匿名 | 2009.05.09 23:50
>ピーターパンさん
ありがとうございます。今までの蓄積をもとにこれから追及していきたいと思います!
>小さなエコ日記さん
返信遅れてすみません><;
どうやらリンクが間違っていたようです。。。><;
修正しましたので是非ご覧になっていただけたらと思います!
江戸社会の成り立ちを明らかにすることにより、現代に活かすこと可能性を今後追求していきたいと思っております。

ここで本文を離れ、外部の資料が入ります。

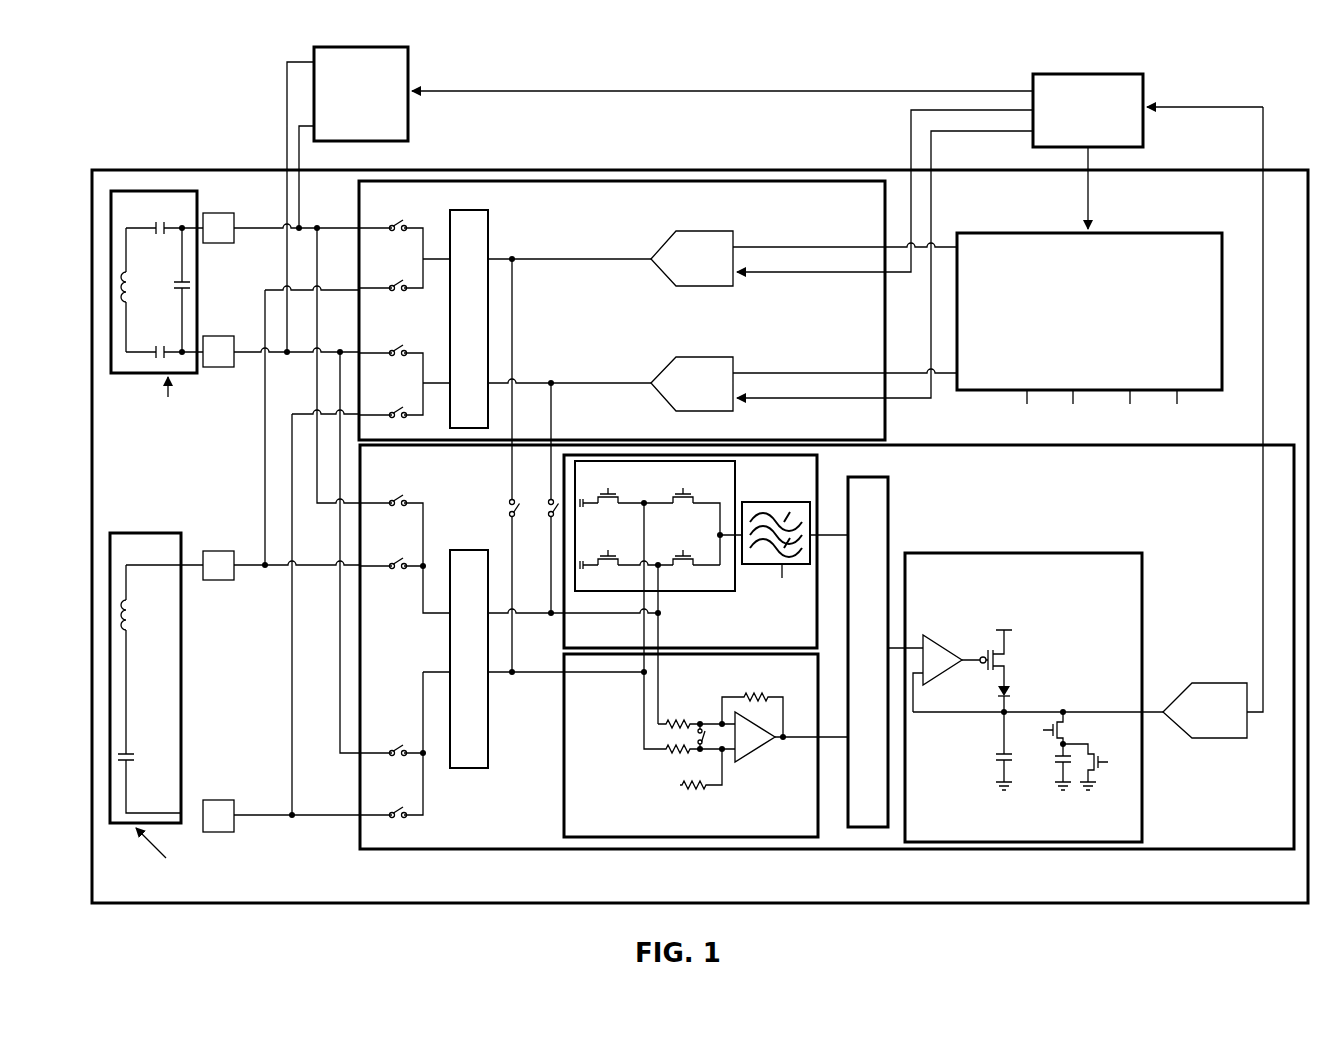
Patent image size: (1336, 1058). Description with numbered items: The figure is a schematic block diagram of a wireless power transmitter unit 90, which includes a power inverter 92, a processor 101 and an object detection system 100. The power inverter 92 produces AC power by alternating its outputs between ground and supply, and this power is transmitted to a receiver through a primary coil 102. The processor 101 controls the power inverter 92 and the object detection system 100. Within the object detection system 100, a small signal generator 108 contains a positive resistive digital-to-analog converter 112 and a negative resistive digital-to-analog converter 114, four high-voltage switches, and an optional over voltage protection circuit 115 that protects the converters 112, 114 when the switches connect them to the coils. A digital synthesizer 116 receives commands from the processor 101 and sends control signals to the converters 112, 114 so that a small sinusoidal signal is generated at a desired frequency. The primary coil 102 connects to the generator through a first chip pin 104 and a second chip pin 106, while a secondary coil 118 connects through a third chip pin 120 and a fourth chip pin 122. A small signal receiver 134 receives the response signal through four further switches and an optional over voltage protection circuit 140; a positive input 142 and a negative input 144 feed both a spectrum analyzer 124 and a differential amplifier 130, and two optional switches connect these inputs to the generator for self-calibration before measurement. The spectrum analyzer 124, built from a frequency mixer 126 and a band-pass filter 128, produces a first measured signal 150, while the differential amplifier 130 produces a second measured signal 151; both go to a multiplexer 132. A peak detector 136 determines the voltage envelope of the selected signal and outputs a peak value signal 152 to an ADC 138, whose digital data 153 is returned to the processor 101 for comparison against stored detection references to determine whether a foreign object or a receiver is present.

The wireless power transmitter unit 90 is at (792, 74).
The power inverter 92 is at (347, 199).
The object detection system 100 is at (700, 536).
The processor 101 is at (1000, 236).
The primary coil 102 is at (160, 302).
The chip pin 104 is at (240, 224).
The chip pin 106 is at (240, 334).
The small signal generator 108 is at (658, 310).
The positive resistive digital-to-analog converter 112 is at (670, 270).
The negative resistive digital-to-analog converter 114 is at (670, 394).
The over voltage protection circuit 115 is at (490, 226).
The digital synthesizer 116 is at (1089, 327).
The secondary coil 118 is at (169, 713).
The chip pin 120 is at (240, 551).
The chip pin 122 is at (240, 800).
The spectrum analyzer 124 is at (706, 589).
The frequency mixer 126 is at (658, 526).
The band-pass filter 128 is at (786, 508).
The differential amplifier 130 is at (706, 745).
The multiplexer 132 is at (885, 652).
The small signal receiver 134 is at (826, 478).
The peak detector 136 is at (1034, 697).
The analog to digital converter 138 is at (1213, 437).
The over voltage protection circuit 140 is at (480, 774).
The positive input 142 is at (510, 678).
The negative input 144 is at (546, 617).
The first measured signal 150 is at (828, 541).
The second measured signal 151 is at (826, 742).
The peak value signal 152 is at (1158, 704).
The digital data 153 is at (1257, 531).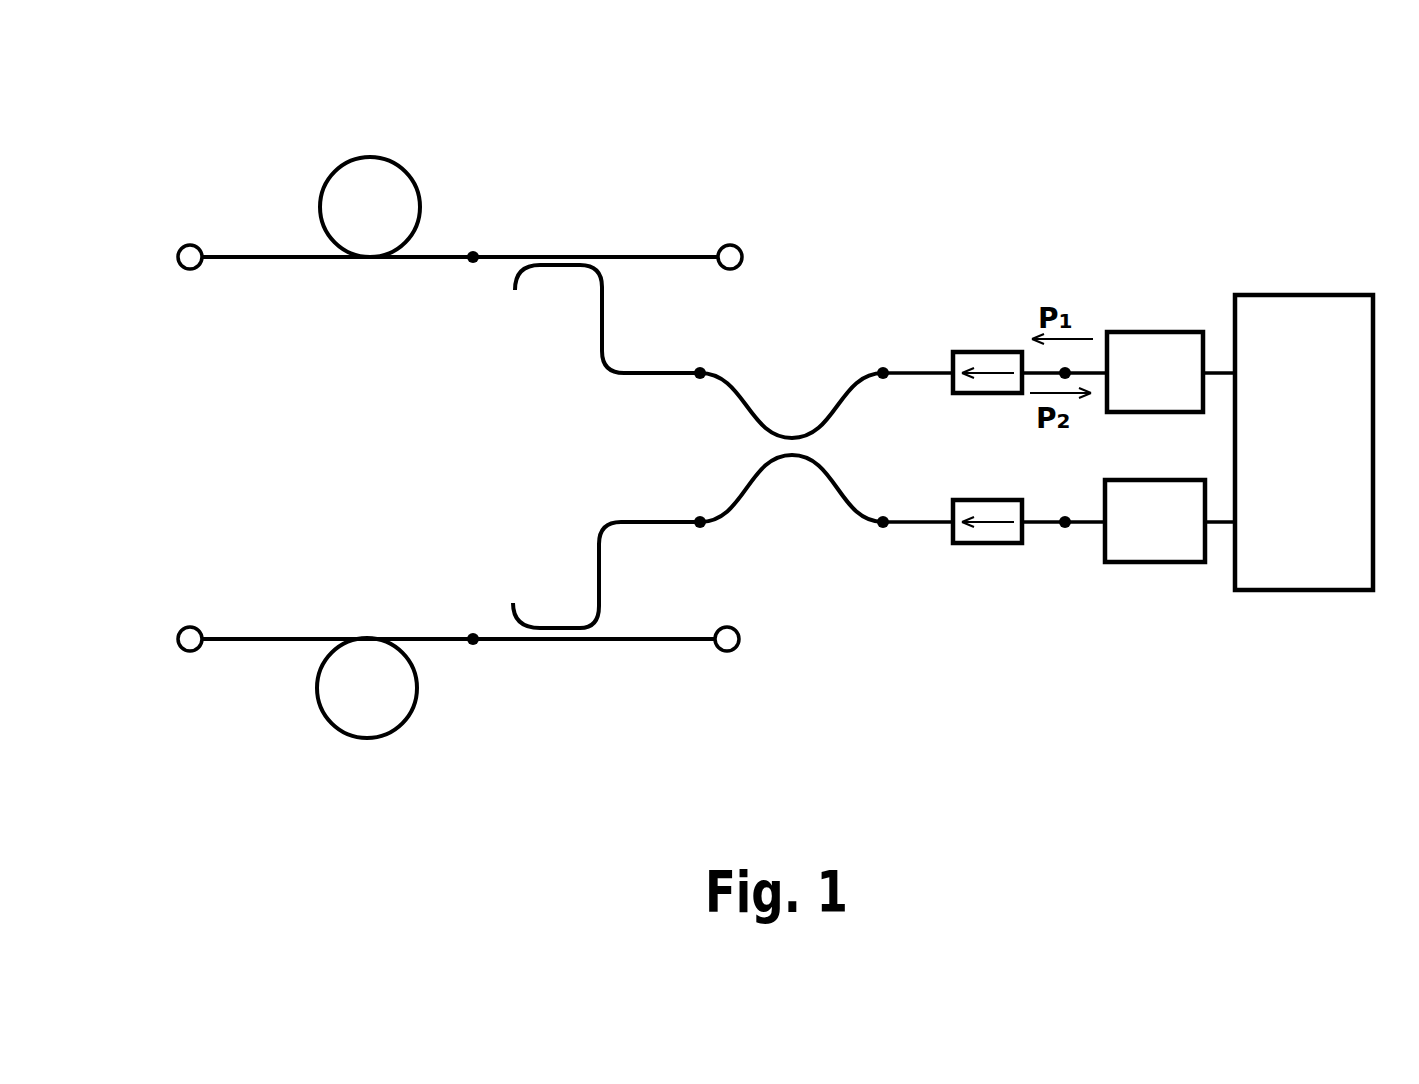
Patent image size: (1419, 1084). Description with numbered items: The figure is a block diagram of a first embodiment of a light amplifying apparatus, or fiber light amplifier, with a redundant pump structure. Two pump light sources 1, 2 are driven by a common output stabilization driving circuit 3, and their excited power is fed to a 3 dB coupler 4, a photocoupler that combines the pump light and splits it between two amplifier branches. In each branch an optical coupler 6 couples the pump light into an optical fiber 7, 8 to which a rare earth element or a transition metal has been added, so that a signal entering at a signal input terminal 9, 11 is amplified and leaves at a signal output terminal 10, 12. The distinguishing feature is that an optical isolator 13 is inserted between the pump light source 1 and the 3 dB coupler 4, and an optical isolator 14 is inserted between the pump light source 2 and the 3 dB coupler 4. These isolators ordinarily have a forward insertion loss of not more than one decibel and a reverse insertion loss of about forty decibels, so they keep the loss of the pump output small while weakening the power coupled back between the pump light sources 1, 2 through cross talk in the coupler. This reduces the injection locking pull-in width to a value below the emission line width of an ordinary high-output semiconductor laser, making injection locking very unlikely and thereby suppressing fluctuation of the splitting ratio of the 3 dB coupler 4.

The pump light source 1 is at (547, 257).
The pump light source 2 is at (1153, 562).
The output stabilization driving circuit 3 is at (1285, 295).
The 3 dB coupler 4 is at (743, 380).
The optical coupler 6 is at (585, 640).
The optical fiber with rare earth element added 7 is at (371, 157).
The optical fiber with rare earth element added 8 is at (345, 736).
The signal input terminal 9 is at (193, 246).
The signal output terminal 10 is at (733, 245).
The signal input terminal 11 is at (193, 627).
The signal output terminal 12 is at (722, 651).
The optical isolator 13 is at (975, 352).
The optical isolator 14 is at (975, 543).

小さなエコ日記 | 2009.05.18 20:57
こんにちは!ふたたびコメントします。今半分くらい読みました。すごく楽しく、また興味深いのです!ところでお願いがあるのですが、読み終わったら、こちらの記事を私のブログに紹介したいと思いと思っています。お差し支えなければよろしくお願いします。
なちゅま
tutinori | 2009.05.20 19:24
>すごく楽しく、また興味深いのです!
jこの言葉非常に嬉しいです☆
実現可能性を模索するうえで「江戸社会」の解明というのは非常に参考になると思うのです!
是非、紹介してください!ブログメンバーも喜びます^^
一緒に追求できる仲間が増えると良いですね☆
小さなエコ日記 | 2009.05.26 21:38
こんばんは。快諾していただいてありがとうございました!早速昨日ブログに更新しました♪もっともっと紹介したかったのですが、とりあえず力不足と言うことで(スミマセン)。またこれからもお邪魔しますね。貴重な情報本当にありがとうございました。ポチ
ピーターパン | 2009.04.28 19:24
力作ですね~♪
インデックスって、構造的にみれるから、スゴク便利!
また、初心者でもそのまま読みすすめれば、着実に理解できるので、いいですねー(*’-‘*)。